From the HSE web site
Birth partners are often the partners of the person giving birth, a future parent of the child being born, but can also be a family member, friend, or birth doula. They are not visitors but essential support. According to the World Health Organisation, labour companionship is an essential component of providing respectful maternity care. It is part of the WHO’s recommendations on intrapartum care for positive childbirth experience and included as one of the WHO standards for improving the quality of maternal and newborn care in health facilities.
51 studies from 22 countries have revealed that labour companions play a number of roles in supporting women. They provide informational support about the process of childbirth and bridge communication gaps between clinical staff and women. They help women feel in control and build their confidence through praise and reassurance. Their continuous physical presence allows for practical and emotional support and non- pharmacological pain relief, such as massage and meditation.
Companions, importantly, act as advocates for the women. They speak up in support of their preferences when these women can’t.

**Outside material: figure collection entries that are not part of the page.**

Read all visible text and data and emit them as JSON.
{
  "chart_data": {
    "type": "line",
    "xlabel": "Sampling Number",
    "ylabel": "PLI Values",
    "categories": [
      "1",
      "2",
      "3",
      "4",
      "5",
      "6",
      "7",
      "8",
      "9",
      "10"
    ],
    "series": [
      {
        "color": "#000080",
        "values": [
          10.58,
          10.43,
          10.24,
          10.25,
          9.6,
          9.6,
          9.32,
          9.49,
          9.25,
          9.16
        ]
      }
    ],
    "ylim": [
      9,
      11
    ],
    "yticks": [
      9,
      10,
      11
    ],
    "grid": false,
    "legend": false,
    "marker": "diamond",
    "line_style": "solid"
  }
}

Women are often at their most vulnerable during childbirth, and historically in Ireland their contribution during the birthing process was often ignored and their consent assumed rather than sought for procedures they were not informed about.
The role of advocate is even more important for women from ethnic or other minority backgrounds, as these women are statistically more likely to have their pain ignored and health concerns brushed aside and to die as a result of childbirth.
This article is meant as no slight to the staff of maternity wards, who are overburdened and underpaid for the important work they do. These issues are a result of a misogynistic capitalist society that pits public health and the care of patients against cost and convenience. Such an attitude can only lead to a diseased health service; and the only treatment is a fully funded free health service, where the health and well-being of patients need be the only priority.